Emergency sirens across Dallas that blared over the course of more than an hour overnight were the result of a hacker who was able to access the city's system, city officials said Saturday.
Mayor Mike Rawlings called the hack "an attack on our emergency notification system." A city spokesman said all 156 emergency sirens were activated at 11:42 p.m. Friday, and the office of emergency management service agency eventually disabled the entire system at 1:17 a.m.
NBC Dallas-Fort Worth reported that the emergency sirens blared intermittently, and there was a surge of calls to 911. Confused residents took to social media to post video of the warnings with no apparent tornado or other emergency in sight.
Dallas city spokesman Sana Syed wouldn't say how the hack was carried out, citing security reasons, but did say officials believe that it came from the Dallas area.
"We are putting in safeguards to ensure this type of hack does not happen again," Syed said in a statement.
Dallas Office of Emergency Management Director Rocky Vaz said investigators don't believe any control systems or remote logins were involved.
"We have now pinpointed it to one area where we think they were able to get into our system and activate all the sirens, and put that into a mode where they sent signals for it to be activated over 60 times," Vaz said.
The OEM hopes to have the system back up and running, with safeguards to prevent another hack, by Sunday night.

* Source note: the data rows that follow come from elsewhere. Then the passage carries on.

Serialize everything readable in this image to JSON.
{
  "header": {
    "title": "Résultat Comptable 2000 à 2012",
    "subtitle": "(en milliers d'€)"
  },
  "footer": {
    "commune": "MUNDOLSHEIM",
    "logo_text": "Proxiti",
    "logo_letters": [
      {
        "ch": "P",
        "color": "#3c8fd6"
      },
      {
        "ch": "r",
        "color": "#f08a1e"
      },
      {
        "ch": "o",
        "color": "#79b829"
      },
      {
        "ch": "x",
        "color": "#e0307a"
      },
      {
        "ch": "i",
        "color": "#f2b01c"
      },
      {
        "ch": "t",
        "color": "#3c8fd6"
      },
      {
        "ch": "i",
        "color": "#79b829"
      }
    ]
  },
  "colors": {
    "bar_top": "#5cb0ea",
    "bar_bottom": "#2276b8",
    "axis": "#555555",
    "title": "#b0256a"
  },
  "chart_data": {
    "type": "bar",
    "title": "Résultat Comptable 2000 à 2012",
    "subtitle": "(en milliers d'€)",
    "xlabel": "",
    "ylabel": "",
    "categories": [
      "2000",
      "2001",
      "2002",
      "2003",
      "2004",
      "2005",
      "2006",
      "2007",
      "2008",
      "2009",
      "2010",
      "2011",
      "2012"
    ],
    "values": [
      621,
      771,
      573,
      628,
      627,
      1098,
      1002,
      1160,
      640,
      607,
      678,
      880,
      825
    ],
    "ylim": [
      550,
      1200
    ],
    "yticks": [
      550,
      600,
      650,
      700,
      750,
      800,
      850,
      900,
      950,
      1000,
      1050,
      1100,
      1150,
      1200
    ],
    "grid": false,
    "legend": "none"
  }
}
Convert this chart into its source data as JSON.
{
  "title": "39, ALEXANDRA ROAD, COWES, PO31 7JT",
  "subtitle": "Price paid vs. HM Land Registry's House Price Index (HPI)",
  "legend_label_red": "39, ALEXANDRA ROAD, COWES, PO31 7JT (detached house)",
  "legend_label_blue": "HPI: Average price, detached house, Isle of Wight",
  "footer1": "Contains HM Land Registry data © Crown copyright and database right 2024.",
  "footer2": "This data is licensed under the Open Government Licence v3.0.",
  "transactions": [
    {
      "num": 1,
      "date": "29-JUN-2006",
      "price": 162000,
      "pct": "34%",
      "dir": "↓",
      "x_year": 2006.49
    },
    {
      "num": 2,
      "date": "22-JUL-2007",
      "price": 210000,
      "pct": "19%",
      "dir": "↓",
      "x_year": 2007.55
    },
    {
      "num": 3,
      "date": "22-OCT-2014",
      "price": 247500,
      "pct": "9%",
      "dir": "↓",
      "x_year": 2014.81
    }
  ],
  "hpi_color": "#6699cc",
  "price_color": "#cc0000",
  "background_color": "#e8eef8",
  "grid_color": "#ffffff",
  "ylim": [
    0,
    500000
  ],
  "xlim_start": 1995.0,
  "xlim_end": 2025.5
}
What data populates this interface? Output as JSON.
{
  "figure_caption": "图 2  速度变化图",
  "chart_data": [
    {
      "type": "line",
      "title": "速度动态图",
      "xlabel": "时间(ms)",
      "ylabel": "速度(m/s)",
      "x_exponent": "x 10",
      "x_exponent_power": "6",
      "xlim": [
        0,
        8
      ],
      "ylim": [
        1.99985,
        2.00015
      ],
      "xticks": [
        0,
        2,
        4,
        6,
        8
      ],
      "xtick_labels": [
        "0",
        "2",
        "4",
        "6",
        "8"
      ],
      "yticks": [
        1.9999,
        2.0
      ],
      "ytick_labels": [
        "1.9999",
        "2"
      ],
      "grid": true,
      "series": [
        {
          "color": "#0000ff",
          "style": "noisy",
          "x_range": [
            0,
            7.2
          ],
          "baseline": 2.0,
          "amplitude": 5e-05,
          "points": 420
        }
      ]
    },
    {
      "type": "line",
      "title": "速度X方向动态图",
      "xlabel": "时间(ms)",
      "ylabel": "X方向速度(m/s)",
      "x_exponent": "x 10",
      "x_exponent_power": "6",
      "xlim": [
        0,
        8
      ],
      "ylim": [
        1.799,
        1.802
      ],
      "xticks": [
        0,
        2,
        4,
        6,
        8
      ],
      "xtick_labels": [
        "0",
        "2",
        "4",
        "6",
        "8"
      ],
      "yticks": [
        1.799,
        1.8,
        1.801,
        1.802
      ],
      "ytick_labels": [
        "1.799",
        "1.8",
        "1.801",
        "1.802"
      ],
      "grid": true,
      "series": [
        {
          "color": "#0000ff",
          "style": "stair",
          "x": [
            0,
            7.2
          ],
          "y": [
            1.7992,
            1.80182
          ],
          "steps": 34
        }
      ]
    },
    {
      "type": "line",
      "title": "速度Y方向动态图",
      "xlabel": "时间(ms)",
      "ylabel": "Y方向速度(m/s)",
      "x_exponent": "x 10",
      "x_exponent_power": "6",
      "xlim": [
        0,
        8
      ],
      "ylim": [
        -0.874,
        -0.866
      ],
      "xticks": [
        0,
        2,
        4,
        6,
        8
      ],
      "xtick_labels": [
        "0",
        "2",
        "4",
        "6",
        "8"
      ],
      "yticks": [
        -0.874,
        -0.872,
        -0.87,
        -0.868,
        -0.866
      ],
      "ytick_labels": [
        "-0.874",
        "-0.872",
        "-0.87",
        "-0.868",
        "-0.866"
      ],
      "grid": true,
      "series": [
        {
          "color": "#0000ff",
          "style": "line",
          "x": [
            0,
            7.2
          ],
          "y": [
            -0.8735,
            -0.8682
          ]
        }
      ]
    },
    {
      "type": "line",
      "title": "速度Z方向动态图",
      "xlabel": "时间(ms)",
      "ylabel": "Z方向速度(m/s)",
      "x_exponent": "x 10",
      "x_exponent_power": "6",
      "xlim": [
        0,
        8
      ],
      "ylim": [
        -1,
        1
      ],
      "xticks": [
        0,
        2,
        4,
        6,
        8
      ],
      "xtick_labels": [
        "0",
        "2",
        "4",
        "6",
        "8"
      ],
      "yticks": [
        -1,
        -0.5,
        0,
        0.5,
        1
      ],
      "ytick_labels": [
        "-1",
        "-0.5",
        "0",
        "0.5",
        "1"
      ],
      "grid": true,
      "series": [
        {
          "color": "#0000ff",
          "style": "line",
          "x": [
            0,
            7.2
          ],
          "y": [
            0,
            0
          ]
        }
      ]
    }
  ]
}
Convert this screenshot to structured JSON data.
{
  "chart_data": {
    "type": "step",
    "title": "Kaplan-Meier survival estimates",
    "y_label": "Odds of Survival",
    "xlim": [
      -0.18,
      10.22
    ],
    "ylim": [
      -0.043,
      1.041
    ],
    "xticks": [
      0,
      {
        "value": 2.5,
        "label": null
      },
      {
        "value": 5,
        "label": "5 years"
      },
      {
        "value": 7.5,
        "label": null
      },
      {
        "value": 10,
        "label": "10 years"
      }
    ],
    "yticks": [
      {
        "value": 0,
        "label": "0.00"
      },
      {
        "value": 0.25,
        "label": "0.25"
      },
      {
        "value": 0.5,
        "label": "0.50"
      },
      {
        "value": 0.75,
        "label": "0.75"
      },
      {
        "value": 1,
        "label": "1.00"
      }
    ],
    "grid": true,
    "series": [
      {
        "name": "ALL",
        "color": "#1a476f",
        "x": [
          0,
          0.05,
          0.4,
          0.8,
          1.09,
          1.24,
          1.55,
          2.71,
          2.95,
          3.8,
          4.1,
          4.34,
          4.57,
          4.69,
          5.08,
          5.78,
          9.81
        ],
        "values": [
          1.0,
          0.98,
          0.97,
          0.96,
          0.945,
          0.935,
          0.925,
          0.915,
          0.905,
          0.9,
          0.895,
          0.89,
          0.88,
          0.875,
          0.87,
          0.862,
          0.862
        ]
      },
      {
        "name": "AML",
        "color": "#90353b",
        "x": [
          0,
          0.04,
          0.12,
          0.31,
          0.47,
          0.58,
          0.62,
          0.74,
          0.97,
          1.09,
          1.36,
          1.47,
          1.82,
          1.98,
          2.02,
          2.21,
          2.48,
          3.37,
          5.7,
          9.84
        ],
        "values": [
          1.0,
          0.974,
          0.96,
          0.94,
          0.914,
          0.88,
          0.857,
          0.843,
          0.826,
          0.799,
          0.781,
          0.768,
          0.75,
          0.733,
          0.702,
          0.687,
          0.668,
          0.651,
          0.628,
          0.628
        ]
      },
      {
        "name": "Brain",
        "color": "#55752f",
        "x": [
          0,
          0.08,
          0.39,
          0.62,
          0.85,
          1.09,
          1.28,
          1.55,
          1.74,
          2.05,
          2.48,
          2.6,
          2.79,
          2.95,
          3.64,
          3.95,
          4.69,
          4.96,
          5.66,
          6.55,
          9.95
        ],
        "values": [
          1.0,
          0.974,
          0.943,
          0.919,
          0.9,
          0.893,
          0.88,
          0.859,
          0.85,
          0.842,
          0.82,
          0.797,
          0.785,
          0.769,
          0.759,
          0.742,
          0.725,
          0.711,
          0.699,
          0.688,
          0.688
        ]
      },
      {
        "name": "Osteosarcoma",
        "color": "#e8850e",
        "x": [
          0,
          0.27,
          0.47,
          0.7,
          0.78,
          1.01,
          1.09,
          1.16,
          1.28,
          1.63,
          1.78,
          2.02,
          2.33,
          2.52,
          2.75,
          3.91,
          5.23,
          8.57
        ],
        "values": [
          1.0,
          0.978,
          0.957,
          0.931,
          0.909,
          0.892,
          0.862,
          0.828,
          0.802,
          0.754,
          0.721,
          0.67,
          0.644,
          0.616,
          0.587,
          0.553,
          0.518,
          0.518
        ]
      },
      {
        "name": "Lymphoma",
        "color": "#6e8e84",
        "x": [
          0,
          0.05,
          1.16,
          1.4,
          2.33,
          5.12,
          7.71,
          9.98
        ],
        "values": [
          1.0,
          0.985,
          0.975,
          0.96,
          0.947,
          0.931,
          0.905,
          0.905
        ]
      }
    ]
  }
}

Vaz said the office has other mass notification systems, like reverse 911 and social media, to inform the public about any emergencies, and are working with the Federal Emergency Management Agency to use its alert systems if necessary.
"We apologize for all the sirens that were going off last night, we did our very best. We shut it down as quickly as we could," Vaz said.
Rawlings said the city will prosecute anyone found to be behind the hack.